Il ne m’appartient pas de commenter ici les propos avancés par notre partenaire européen, l’Italie, mais je peux vous citer ce que le chef de la diplomatie européenne, Javier Solana, qui parle pour toute l’UE a dit, lors de sa récente visite à Beyrouth, qu’il va œuvrer pour approfondir et renforcer les liens entre le Liban et l’UE.
En ce qui concerne le règlement du conflit palestino-israélien, notre politique s’intègre dans la politique de l’UE. Nous soutenons les Etats-Unis dans leurs efforts et pour nous, il reste important que le Quartet reste activement engagé dans ce processus.

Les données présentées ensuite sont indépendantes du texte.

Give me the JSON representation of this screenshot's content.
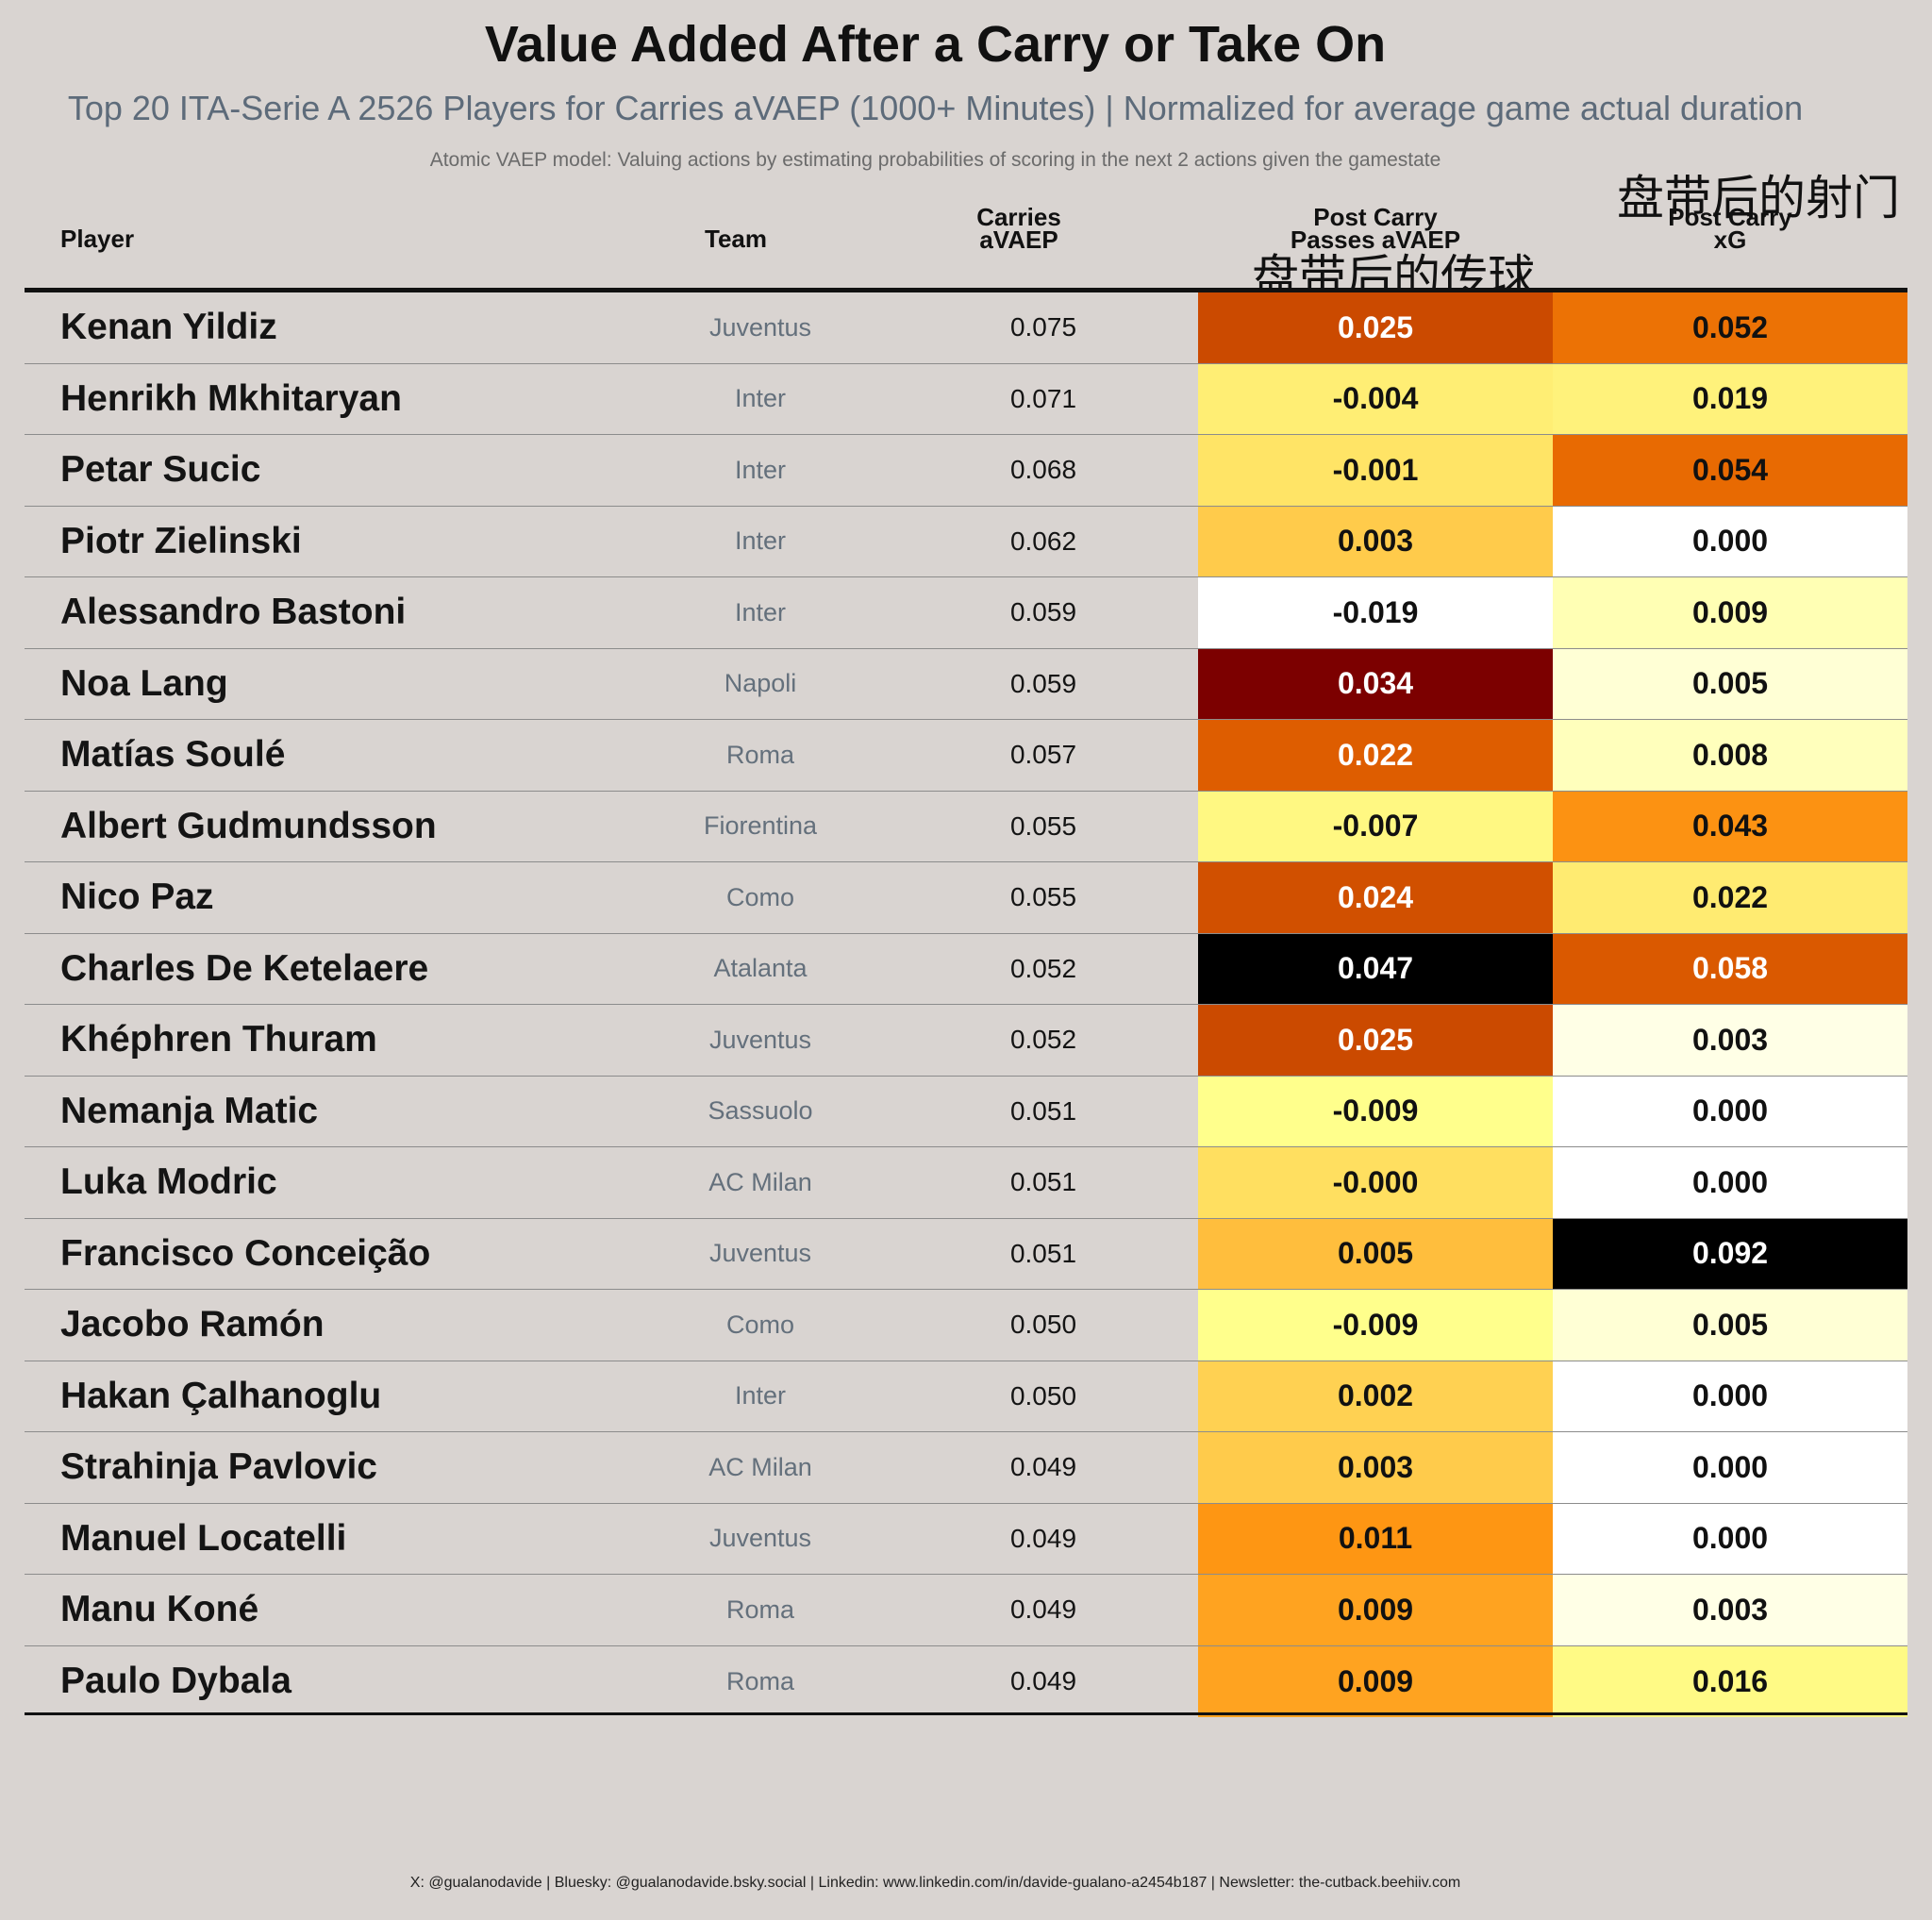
{
  "title": "Value Added After a Carry or Take On",
  "subtitle": "Top 20 ITA-Serie A 2526 Players for Carries aVAEP (1000+ Minutes) | Normalized for average game actual duration",
  "caption": "Atomic VAEP model: Valuing actions by estimating probabilities of scoring in the next 2 actions given the gamestate",
  "footer": "X: @gualanodavide | Bluesky: @gualanodavide.bsky.social | Linkedin: www.linkedin.com/in/davide-gualano-a2454b187 | Newsletter: the-cutback.beehiiv.com",
  "annotations": {
    "passes": "盘带后的传球",
    "xg": "盘带后的射门"
  },
  "headers": {
    "player": "Player",
    "team": "Team",
    "carries_l1": "Carries",
    "carries_l2": "aVAEP",
    "passes_l1": "Post Carry",
    "passes_l2": "Passes aVAEP",
    "xg_l1": "Post Carry",
    "xg_l2": "xG"
  },
  "chart_data": {
    "type": "table",
    "title": "Value Added After a Carry or Take On",
    "columns": [
      "Player",
      "Team",
      "Carries aVAEP",
      "Post Carry Passes aVAEP",
      "Post Carry xG"
    ],
    "color_scale": "afmhot_r (white → yellow → orange → dark red → black)",
    "rows": [
      {
        "player": "Kenan Yildiz",
        "team": "Juventus",
        "carries": "0.075",
        "passes": "0.025",
        "xg": "0.052"
      },
      {
        "player": "Henrikh Mkhitaryan",
        "team": "Inter",
        "carries": "0.071",
        "passes": "-0.004",
        "xg": "0.019"
      },
      {
        "player": "Petar Sucic",
        "team": "Inter",
        "carries": "0.068",
        "passes": "-0.001",
        "xg": "0.054"
      },
      {
        "player": "Piotr Zielinski",
        "team": "Inter",
        "carries": "0.062",
        "passes": "0.003",
        "xg": "0.000"
      },
      {
        "player": "Alessandro Bastoni",
        "team": "Inter",
        "carries": "0.059",
        "passes": "-0.019",
        "xg": "0.009"
      },
      {
        "player": "Noa Lang",
        "team": "Napoli",
        "carries": "0.059",
        "passes": "0.034",
        "xg": "0.005"
      },
      {
        "player": "Matías Soulé",
        "team": "Roma",
        "carries": "0.057",
        "passes": "0.022",
        "xg": "0.008"
      },
      {
        "player": "Albert Gudmundsson",
        "team": "Fiorentina",
        "carries": "0.055",
        "passes": "-0.007",
        "xg": "0.043"
      },
      {
        "player": "Nico Paz",
        "team": "Como",
        "carries": "0.055",
        "passes": "0.024",
        "xg": "0.022"
      },
      {
        "player": "Charles De Ketelaere",
        "team": "Atalanta",
        "carries": "0.052",
        "passes": "0.047",
        "xg": "0.058"
      },
      {
        "player": "Khéphren Thuram",
        "team": "Juventus",
        "carries": "0.052",
        "passes": "0.025",
        "xg": "0.003"
      },
      {
        "player": "Nemanja Matic",
        "team": "Sassuolo",
        "carries": "0.051",
        "passes": "-0.009",
        "xg": "0.000"
      },
      {
        "player": "Luka Modric",
        "team": "AC Milan",
        "carries": "0.051",
        "passes": "-0.000",
        "xg": "0.000"
      },
      {
        "player": "Francisco Conceição",
        "team": "Juventus",
        "carries": "0.051",
        "passes": "0.005",
        "xg": "0.092"
      },
      {
        "player": "Jacobo Ramón",
        "team": "Como",
        "carries": "0.050",
        "passes": "-0.009",
        "xg": "0.005"
      },
      {
        "player": "Hakan Çalhanoglu",
        "team": "Inter",
        "carries": "0.050",
        "passes": "0.002",
        "xg": "0.000"
      },
      {
        "player": "Strahinja Pavlovic",
        "team": "AC Milan",
        "carries": "0.049",
        "passes": "0.003",
        "xg": "0.000"
      },
      {
        "player": "Manuel Locatelli",
        "team": "Juventus",
        "carries": "0.049",
        "passes": "0.011",
        "xg": "0.000"
      },
      {
        "player": "Manu Koné",
        "team": "Roma",
        "carries": "0.049",
        "passes": "0.009",
        "xg": "0.003"
      },
      {
        "player": "Paulo Dybala",
        "team": "Roma",
        "carries": "0.049",
        "passes": "0.009",
        "xg": "0.016"
      }
    ]
  }
}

Nous appuyons la création d’un Etat palestinien, ainsi que le droit d’Israël d’exister dans des frontières sûres et reconnues.
Quelle est la position de Berlin envers l’admission de la Turquie à l’UE?

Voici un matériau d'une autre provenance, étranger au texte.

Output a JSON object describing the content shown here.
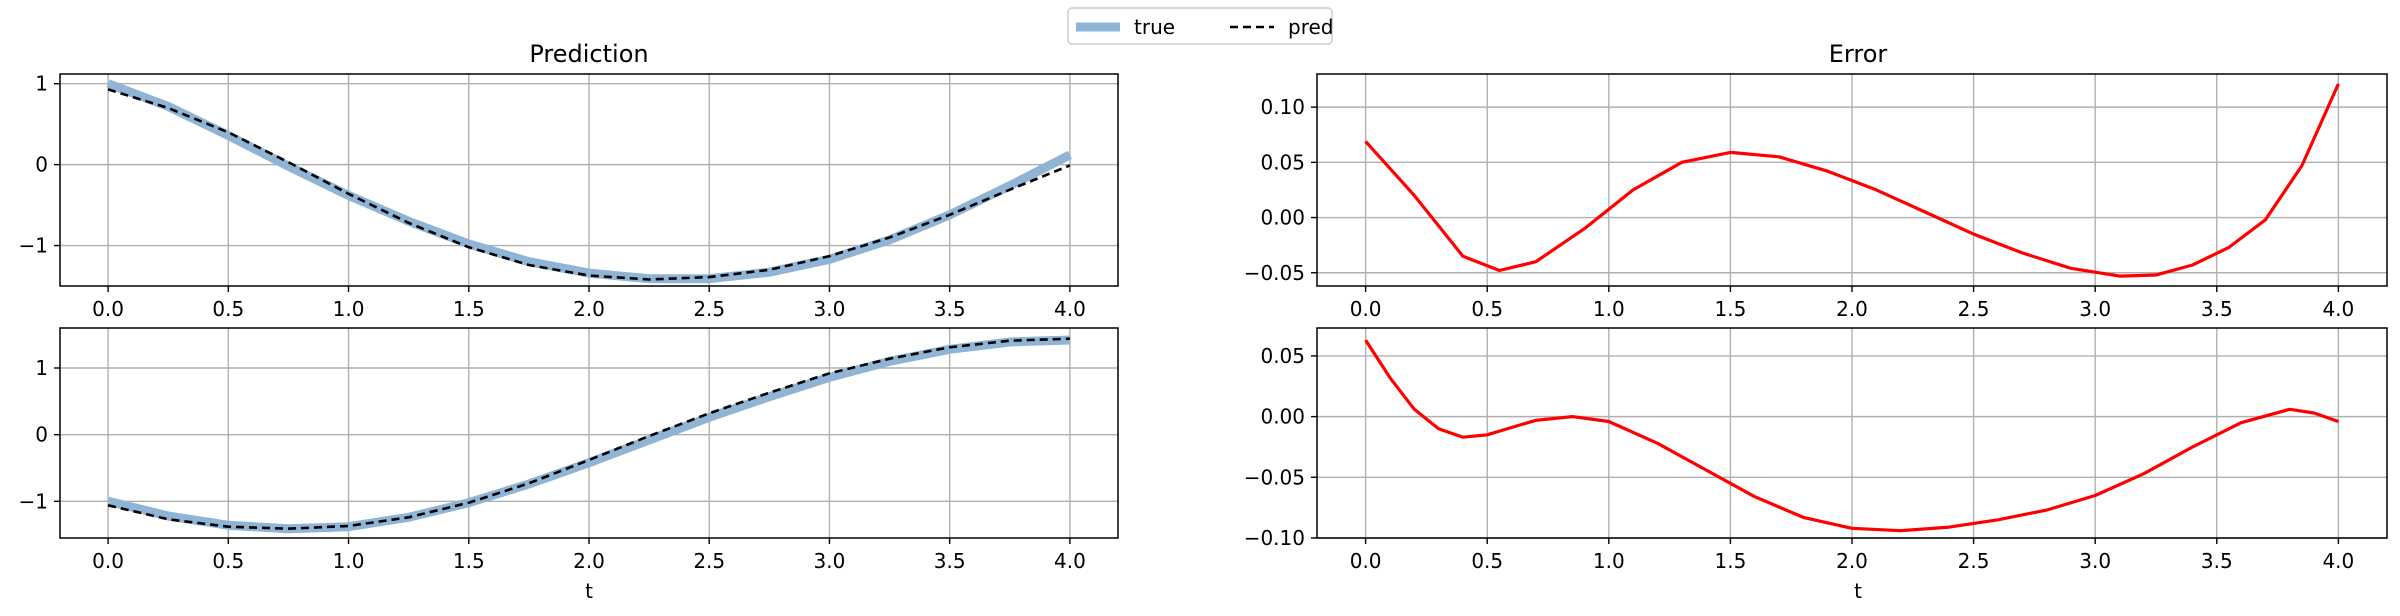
{
  "legend": {
    "entries": [
      {
        "label": "true",
        "color": "#8fb4d6",
        "style": "solid-thick"
      },
      {
        "label": "pred",
        "color": "#000000",
        "style": "dashed"
      }
    ],
    "placement": "top-center"
  },
  "chart_data": [
    {
      "type": "line",
      "title": "Prediction",
      "xlabel": "",
      "ylabel": "",
      "xlim": [
        -0.2,
        4.2
      ],
      "ylim": [
        -1.5,
        1.12
      ],
      "xticks": [
        0.0,
        0.5,
        1.0,
        1.5,
        2.0,
        2.5,
        3.0,
        3.5,
        4.0
      ],
      "xtick_labels": [
        "0.0",
        "0.5",
        "1.0",
        "1.5",
        "2.0",
        "2.5",
        "3.0",
        "3.5",
        "4.0"
      ],
      "yticks": [
        -1,
        0,
        1
      ],
      "ytick_labels": [
        "−1",
        "0",
        "1"
      ],
      "grid": true,
      "series": [
        {
          "name": "true",
          "color": "#8fb4d6",
          "x": [
            0.0,
            0.25,
            0.5,
            0.75,
            1.0,
            1.25,
            1.5,
            1.75,
            2.0,
            2.25,
            2.5,
            2.75,
            3.0,
            3.25,
            3.5,
            3.75,
            4.0
          ],
          "y": [
            1.0,
            0.72,
            0.36,
            -0.02,
            -0.38,
            -0.7,
            -0.98,
            -1.2,
            -1.34,
            -1.41,
            -1.41,
            -1.33,
            -1.17,
            -0.93,
            -0.62,
            -0.26,
            0.12
          ]
        },
        {
          "name": "pred",
          "color": "#000000",
          "x": [
            0.0,
            0.25,
            0.5,
            0.75,
            1.0,
            1.25,
            1.5,
            1.75,
            2.0,
            2.25,
            2.5,
            2.75,
            3.0,
            3.25,
            3.5,
            3.75,
            4.0
          ],
          "y": [
            0.93,
            0.7,
            0.4,
            0.03,
            -0.36,
            -0.72,
            -1.02,
            -1.24,
            -1.37,
            -1.42,
            -1.39,
            -1.3,
            -1.13,
            -0.9,
            -0.62,
            -0.31,
            -0.01
          ]
        }
      ]
    },
    {
      "type": "line",
      "title": "Error",
      "xlabel": "",
      "ylabel": "",
      "xlim": [
        -0.2,
        4.2
      ],
      "ylim": [
        -0.062,
        0.13
      ],
      "xticks": [
        0.0,
        0.5,
        1.0,
        1.5,
        2.0,
        2.5,
        3.0,
        3.5,
        4.0
      ],
      "xtick_labels": [
        "0.0",
        "0.5",
        "1.0",
        "1.5",
        "2.0",
        "2.5",
        "3.0",
        "3.5",
        "4.0"
      ],
      "yticks": [
        -0.05,
        0.0,
        0.05,
        0.1
      ],
      "ytick_labels": [
        "−0.05",
        "0.00",
        "0.05",
        "0.10"
      ],
      "grid": true,
      "series": [
        {
          "name": "",
          "color": "#ff0000",
          "x": [
            0.0,
            0.2,
            0.4,
            0.55,
            0.7,
            0.9,
            1.1,
            1.3,
            1.5,
            1.7,
            1.9,
            2.1,
            2.3,
            2.5,
            2.7,
            2.9,
            3.1,
            3.25,
            3.4,
            3.55,
            3.7,
            3.85,
            4.0
          ],
          "y": [
            0.069,
            0.02,
            -0.035,
            -0.048,
            -0.04,
            -0.01,
            0.025,
            0.05,
            0.059,
            0.055,
            0.042,
            0.025,
            0.005,
            -0.015,
            -0.032,
            -0.046,
            -0.053,
            -0.052,
            -0.043,
            -0.027,
            -0.002,
            0.047,
            0.121
          ]
        }
      ]
    },
    {
      "type": "line",
      "title": "",
      "xlabel": "t",
      "ylabel": "",
      "xlim": [
        -0.2,
        4.2
      ],
      "ylim": [
        -1.55,
        1.6
      ],
      "xticks": [
        0.0,
        0.5,
        1.0,
        1.5,
        2.0,
        2.5,
        3.0,
        3.5,
        4.0
      ],
      "xtick_labels": [
        "0.0",
        "0.5",
        "1.0",
        "1.5",
        "2.0",
        "2.5",
        "3.0",
        "3.5",
        "4.0"
      ],
      "yticks": [
        -1,
        0,
        1
      ],
      "ytick_labels": [
        "−1",
        "0",
        "1"
      ],
      "grid": true,
      "series": [
        {
          "name": "true",
          "color": "#8fb4d6",
          "x": [
            0.0,
            0.25,
            0.5,
            0.75,
            1.0,
            1.25,
            1.5,
            1.75,
            2.0,
            2.25,
            2.5,
            2.75,
            3.0,
            3.25,
            3.5,
            3.75,
            4.0
          ],
          "y": [
            -1.0,
            -1.22,
            -1.36,
            -1.41,
            -1.38,
            -1.24,
            -1.02,
            -0.74,
            -0.42,
            -0.08,
            0.26,
            0.57,
            0.86,
            1.1,
            1.28,
            1.39,
            1.42
          ]
        },
        {
          "name": "pred",
          "color": "#000000",
          "x": [
            0.0,
            0.25,
            0.5,
            0.75,
            1.0,
            1.25,
            1.5,
            1.75,
            2.0,
            2.25,
            2.5,
            2.75,
            3.0,
            3.25,
            3.5,
            3.75,
            4.0
          ],
          "y": [
            -1.06,
            -1.27,
            -1.38,
            -1.41,
            -1.37,
            -1.24,
            -1.02,
            -0.73,
            -0.38,
            -0.02,
            0.32,
            0.63,
            0.92,
            1.14,
            1.31,
            1.41,
            1.44
          ]
        }
      ]
    },
    {
      "type": "line",
      "title": "",
      "xlabel": "t",
      "ylabel": "",
      "xlim": [
        -0.2,
        4.2
      ],
      "ylim": [
        -0.1,
        0.073
      ],
      "xticks": [
        0.0,
        0.5,
        1.0,
        1.5,
        2.0,
        2.5,
        3.0,
        3.5,
        4.0
      ],
      "xtick_labels": [
        "0.0",
        "0.5",
        "1.0",
        "1.5",
        "2.0",
        "2.5",
        "3.0",
        "3.5",
        "4.0"
      ],
      "yticks": [
        -0.1,
        -0.05,
        0.0,
        0.05
      ],
      "ytick_labels": [
        "−0.10",
        "−0.05",
        "0.00",
        "0.05"
      ],
      "grid": true,
      "series": [
        {
          "name": "",
          "color": "#ff0000",
          "x": [
            0.0,
            0.1,
            0.2,
            0.3,
            0.4,
            0.5,
            0.6,
            0.7,
            0.85,
            1.0,
            1.2,
            1.4,
            1.6,
            1.8,
            2.0,
            2.2,
            2.4,
            2.6,
            2.8,
            3.0,
            3.2,
            3.4,
            3.6,
            3.8,
            3.9,
            4.0
          ],
          "y": [
            0.063,
            0.032,
            0.006,
            -0.01,
            -0.017,
            -0.015,
            -0.009,
            -0.003,
            0.0,
            -0.004,
            -0.022,
            -0.044,
            -0.066,
            -0.083,
            -0.092,
            -0.094,
            -0.091,
            -0.085,
            -0.077,
            -0.065,
            -0.047,
            -0.025,
            -0.005,
            0.006,
            0.003,
            -0.004
          ]
        }
      ]
    }
  ]
}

L’Allemagne est en faveur d’une poursuite des négociations sur l’admission de la Turquie à l’UE, laissant l’issue ouverte. En outre, l’Allemagne a des liens historiques bilatéraux très étroits dans presque tous les domaines avec la Turquie.
Robert Gates, secrétaire US à la Défense, a déclaré que l’ouverture des Etats-Unis sur Téhéran ne se fera pas aux dépens de Riyad. Qu’en pensez-vous?
Je pense que c’est correct. L’Allemagne partage cette approche et quand une délégation du ministère allemand des Affaires étrangères a visité l’Iran récemment, elle s’est rendue directement après en Egypte et dans d’autres pays arabes, justement pour démontrer d’une manière très claire que nous traitons le dossier iranien d’une manière transparente. Quant à la situation qui prévaut après les élections présidentielles, nous sommes naturellement inquiets. Il faut, cependant, attendre pour voir s’il y aura une décision d’examiner à nouveau les élections. Notre ministre a critiqué la manière dont ont été traités les manifestants et les journalistes.

Allemagne-Iran
Quelle est la position de l’Allemagne envers le dossier nucléaire iranien? Souscrirait-elle à des sanctions qui seraient imposées à la République islamique faute d’un accord avec les Etats-Unis?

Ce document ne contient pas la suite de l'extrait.